Arsitek kolonial Belanda betul-betul mempersiapkan bangunan berlantai tiga itu secara matang. Agar dapat bertahan lama terhadap gempuran badai laut tropis yang mengandung garam.
Tembok sekeliling gudang sangatvtebal, tiang-tiag penyangga langit-langitnya pun kokoh. Menggunakan kayu ulin (kayu besi) berukuran besar sehingga tak gampang keropos dari gangguan cuaca mau pun rayap. Tiang-tiang penyangga itu berjajar ditiap lantai ruangan yang luas lagi lebar.
Bayangkan, sejak gudang itu dibangun hingga sekarang, tiang penyangganya masih kokoh. Udara ruangan pun tetap terjaga. Dengan demikian rempah-rempah yang tersimpan dvisitu bisa bertahan lama tak gampang membusuk.
Rancangan teknis pengaturan sirkulasi udara menjadikan seluruh ruangan terasa sejuk. Sehingga rempah-rempah itu tetap segar sebelum dikirim keberbagai tempat nan jauh.
Pengaturan sirkulasi udara itu diupayakan dengan menempatkan puluhan jendela berukuran besar pada tiap ruangan. Bahkan, jendela-jendela lebar itu selalu terbuka siang dan malam sepanjang masa.
Ruangan museum terdiri dari ruang Masyarakat Nelayan Indonesia. Koleksi yang dipamerkan: miniatur kapal dan peralatan kenelayanan. Ruang Teknologi Menangkap Ikan. Koleksi yang dipamerkan: pancing, bubu, dan jaring. Ruang Teknologi Pembuatan Kapal Tradisional dengan koleksi yang dipamerkan: teknologi dan sentra pembuatan kapal.

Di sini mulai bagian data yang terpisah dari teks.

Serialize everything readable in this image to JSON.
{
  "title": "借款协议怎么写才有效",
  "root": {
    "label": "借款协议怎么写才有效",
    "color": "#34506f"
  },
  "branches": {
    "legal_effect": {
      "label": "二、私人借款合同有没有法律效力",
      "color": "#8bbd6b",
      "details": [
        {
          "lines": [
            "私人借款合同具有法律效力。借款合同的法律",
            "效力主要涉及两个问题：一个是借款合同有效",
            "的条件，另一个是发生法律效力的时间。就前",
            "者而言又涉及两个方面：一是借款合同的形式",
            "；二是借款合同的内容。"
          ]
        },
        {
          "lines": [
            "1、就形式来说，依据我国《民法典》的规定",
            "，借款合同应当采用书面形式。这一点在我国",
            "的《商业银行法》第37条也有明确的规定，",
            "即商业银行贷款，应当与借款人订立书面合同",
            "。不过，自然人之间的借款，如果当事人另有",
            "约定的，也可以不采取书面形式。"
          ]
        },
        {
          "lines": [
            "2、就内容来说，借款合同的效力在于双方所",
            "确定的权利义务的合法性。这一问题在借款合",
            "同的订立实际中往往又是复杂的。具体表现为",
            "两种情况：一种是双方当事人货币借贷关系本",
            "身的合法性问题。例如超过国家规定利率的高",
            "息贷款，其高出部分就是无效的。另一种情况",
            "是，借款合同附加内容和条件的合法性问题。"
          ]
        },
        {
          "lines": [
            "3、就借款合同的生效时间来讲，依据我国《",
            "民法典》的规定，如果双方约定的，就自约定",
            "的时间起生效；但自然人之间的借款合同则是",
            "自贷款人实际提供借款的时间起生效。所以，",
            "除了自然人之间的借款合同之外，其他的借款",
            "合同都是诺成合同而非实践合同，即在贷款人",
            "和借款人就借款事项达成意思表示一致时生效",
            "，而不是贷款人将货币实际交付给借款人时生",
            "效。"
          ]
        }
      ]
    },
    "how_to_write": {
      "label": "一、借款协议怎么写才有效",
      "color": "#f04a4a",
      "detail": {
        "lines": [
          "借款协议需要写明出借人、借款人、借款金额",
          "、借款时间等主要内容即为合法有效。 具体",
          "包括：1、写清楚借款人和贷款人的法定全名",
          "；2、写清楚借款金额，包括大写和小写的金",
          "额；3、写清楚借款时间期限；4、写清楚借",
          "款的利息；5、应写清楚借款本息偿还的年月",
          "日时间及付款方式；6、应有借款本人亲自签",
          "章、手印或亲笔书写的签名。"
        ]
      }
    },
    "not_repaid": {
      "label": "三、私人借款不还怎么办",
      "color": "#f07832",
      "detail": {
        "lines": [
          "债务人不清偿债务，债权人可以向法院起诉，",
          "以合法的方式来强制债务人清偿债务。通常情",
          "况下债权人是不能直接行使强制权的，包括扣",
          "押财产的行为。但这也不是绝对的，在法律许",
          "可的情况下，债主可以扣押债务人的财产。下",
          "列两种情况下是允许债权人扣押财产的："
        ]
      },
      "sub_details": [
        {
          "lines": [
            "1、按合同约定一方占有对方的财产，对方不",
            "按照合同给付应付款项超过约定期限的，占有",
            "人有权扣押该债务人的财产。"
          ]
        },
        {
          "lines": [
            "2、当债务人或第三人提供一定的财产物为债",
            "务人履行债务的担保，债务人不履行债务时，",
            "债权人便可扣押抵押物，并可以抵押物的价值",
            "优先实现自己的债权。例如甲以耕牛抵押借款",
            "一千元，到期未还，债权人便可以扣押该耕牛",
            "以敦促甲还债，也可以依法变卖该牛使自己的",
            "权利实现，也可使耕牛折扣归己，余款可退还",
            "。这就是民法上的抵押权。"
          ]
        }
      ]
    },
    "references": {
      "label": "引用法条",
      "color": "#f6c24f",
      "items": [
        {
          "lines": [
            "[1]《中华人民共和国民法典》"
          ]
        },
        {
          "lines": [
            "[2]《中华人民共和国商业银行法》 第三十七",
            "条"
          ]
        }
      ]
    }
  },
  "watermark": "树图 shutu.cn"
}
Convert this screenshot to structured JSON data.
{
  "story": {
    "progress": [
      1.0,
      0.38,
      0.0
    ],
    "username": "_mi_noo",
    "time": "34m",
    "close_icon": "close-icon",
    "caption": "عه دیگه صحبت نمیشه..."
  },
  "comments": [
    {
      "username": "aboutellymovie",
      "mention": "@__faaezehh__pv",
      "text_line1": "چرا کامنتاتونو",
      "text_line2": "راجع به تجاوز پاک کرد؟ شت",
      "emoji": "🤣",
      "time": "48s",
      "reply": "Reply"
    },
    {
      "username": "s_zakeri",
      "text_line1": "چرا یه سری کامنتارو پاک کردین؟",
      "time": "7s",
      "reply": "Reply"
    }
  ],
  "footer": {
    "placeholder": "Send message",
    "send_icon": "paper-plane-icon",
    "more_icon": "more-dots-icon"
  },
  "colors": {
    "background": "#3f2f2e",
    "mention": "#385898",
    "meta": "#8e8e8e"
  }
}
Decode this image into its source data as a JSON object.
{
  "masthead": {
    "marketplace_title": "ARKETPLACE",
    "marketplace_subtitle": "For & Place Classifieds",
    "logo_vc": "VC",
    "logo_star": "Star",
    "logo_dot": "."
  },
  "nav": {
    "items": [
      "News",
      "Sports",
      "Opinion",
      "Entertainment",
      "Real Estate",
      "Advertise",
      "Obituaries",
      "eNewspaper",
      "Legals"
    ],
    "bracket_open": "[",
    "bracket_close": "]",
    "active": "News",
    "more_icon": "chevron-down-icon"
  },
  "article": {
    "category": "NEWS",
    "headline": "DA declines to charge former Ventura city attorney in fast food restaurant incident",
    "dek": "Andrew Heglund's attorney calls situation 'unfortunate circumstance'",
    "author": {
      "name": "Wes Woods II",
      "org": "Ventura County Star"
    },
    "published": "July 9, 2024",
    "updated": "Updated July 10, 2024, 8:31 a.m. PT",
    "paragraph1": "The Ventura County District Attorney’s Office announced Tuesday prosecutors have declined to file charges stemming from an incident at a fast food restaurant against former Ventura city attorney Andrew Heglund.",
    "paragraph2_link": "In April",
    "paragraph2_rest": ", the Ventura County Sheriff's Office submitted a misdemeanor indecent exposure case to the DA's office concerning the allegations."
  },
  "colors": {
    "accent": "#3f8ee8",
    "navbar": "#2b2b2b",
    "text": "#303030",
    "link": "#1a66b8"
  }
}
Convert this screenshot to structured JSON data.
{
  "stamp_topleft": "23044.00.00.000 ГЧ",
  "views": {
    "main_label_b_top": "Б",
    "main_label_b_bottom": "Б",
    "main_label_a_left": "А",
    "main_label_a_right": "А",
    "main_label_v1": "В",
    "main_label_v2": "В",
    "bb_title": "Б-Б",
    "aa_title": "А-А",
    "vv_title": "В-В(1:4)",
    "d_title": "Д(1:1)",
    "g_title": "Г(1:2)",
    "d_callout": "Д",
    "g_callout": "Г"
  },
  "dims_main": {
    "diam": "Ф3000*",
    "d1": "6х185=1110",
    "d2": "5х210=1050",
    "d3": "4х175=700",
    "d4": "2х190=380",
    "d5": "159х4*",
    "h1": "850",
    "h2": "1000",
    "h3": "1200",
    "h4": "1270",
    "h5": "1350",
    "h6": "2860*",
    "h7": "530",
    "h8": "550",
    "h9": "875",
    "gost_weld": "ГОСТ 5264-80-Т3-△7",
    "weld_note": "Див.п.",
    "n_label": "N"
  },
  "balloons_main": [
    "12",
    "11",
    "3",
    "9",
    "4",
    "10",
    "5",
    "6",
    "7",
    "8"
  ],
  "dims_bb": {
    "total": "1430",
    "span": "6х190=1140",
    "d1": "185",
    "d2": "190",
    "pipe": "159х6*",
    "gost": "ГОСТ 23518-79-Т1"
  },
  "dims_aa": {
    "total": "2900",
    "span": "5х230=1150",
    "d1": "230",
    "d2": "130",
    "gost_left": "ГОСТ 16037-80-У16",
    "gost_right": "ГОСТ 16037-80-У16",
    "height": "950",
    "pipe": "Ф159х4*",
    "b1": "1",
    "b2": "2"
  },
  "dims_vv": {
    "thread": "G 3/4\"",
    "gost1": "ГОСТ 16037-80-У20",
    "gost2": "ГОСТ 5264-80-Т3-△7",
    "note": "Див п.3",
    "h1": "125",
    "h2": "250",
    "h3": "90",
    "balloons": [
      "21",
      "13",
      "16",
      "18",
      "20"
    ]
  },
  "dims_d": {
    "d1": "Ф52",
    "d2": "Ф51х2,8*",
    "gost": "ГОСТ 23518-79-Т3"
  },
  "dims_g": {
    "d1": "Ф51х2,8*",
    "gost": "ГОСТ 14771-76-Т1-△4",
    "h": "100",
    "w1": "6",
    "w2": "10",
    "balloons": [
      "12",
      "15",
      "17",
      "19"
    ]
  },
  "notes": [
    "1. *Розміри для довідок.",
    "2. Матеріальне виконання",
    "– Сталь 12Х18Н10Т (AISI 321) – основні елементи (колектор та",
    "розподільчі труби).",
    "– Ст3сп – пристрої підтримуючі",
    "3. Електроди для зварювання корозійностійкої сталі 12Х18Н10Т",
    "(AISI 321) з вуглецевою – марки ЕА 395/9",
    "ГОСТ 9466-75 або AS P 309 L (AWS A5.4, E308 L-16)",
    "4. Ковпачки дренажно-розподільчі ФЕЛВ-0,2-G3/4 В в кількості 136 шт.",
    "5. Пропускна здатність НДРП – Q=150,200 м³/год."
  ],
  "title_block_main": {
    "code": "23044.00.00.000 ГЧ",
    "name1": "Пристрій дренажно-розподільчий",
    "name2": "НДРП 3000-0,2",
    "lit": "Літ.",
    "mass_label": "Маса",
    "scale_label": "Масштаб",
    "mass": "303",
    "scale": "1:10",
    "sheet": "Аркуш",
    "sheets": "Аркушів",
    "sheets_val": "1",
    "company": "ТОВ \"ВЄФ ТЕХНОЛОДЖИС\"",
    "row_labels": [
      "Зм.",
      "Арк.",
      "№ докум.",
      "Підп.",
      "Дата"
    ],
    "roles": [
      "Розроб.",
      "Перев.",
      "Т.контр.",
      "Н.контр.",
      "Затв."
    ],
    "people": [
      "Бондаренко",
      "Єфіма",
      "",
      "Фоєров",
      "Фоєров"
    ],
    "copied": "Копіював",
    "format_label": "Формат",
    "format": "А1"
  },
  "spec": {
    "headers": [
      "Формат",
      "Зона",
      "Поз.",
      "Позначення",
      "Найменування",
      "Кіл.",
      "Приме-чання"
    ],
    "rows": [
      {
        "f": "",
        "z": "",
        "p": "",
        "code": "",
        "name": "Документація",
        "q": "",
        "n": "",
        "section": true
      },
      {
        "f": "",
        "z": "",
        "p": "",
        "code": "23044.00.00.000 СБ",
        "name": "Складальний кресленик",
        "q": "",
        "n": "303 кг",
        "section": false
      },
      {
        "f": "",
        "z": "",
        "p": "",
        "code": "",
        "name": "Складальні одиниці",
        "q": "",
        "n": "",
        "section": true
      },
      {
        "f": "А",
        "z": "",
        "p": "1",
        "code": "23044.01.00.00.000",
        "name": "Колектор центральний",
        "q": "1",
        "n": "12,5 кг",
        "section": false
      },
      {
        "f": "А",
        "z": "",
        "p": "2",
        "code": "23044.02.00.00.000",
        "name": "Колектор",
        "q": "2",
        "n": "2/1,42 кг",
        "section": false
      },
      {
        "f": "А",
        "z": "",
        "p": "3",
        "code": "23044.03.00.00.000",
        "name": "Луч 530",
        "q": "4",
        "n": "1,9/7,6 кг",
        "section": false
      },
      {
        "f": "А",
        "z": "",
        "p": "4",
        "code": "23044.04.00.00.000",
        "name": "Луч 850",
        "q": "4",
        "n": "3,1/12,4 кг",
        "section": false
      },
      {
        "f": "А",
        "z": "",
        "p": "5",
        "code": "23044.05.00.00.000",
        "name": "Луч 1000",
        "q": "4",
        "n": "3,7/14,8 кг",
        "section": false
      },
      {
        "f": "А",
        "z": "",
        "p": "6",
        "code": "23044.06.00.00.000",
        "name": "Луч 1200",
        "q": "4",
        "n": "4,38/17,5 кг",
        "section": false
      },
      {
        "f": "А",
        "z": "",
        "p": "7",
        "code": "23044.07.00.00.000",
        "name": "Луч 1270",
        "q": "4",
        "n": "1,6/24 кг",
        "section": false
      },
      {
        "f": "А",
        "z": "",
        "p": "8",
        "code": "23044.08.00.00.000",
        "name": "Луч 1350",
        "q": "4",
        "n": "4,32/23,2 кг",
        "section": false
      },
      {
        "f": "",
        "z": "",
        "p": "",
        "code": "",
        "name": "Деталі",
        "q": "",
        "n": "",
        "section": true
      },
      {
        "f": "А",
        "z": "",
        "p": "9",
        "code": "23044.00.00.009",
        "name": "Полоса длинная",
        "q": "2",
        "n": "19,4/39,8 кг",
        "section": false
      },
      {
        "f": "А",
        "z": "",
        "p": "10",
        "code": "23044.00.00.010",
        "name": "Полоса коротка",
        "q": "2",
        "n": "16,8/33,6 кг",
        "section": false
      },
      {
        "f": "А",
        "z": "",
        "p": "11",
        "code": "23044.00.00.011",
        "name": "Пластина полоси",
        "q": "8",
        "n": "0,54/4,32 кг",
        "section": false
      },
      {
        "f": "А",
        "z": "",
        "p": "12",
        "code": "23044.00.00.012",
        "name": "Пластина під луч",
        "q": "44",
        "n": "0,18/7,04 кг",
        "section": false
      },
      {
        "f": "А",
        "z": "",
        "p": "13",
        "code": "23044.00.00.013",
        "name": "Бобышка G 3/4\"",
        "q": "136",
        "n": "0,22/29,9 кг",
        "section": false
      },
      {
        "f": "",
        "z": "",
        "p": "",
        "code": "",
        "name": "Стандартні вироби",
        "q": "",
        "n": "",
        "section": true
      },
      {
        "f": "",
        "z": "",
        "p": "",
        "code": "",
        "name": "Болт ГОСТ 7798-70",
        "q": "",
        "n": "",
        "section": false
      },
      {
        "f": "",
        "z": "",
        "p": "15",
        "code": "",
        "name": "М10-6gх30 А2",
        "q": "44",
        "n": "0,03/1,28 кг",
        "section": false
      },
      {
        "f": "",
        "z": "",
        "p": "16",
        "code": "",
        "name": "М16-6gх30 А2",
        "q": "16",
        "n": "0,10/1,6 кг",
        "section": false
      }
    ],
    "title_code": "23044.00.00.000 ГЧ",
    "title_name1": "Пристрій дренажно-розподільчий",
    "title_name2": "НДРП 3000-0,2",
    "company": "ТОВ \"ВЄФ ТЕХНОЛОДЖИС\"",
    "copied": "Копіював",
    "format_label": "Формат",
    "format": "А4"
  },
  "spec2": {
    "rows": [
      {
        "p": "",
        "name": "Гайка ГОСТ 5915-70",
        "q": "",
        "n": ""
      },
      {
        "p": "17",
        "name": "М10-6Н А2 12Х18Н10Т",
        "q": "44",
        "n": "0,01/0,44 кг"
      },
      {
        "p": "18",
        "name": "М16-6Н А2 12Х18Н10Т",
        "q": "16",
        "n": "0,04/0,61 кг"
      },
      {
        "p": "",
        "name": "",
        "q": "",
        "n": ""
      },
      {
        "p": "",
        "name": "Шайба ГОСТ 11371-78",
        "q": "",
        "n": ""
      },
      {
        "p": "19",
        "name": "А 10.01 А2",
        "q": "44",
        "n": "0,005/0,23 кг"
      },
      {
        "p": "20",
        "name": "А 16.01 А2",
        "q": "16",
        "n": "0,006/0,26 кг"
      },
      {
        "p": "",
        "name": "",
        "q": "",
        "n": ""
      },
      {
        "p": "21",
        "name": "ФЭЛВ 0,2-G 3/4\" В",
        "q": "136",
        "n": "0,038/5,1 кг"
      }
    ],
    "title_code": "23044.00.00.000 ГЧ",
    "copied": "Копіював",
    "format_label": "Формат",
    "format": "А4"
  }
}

Ruang Biota Laut dengan koleksi yang dipamerkan: aneka jenis ikan, kerang, tumbuhan laut, dan dugong. Ruang Pelabuhan Jakarta 1800-2000 (Pusat Perdagangan Dunia) dengan koleksi yang dipamerkan: artefak-artefak yang berhubungan dengan kesejarahan pelabuhan di Jakarta pada rentang tersebut, termasuk meriam, keramik, dan benteng.
Ruang Navigasi dengan koleksi yang dipamerkan: kompas, teleskop, dan sejumlah alat bantu navigasi. Pelayaran Kapal Uap Indonesia-Eropa dengan koleksi yang dipamerkan: foto-foto dokumentasi mengenai pelayaran kapal uap pertama dari Eropa ke Asia.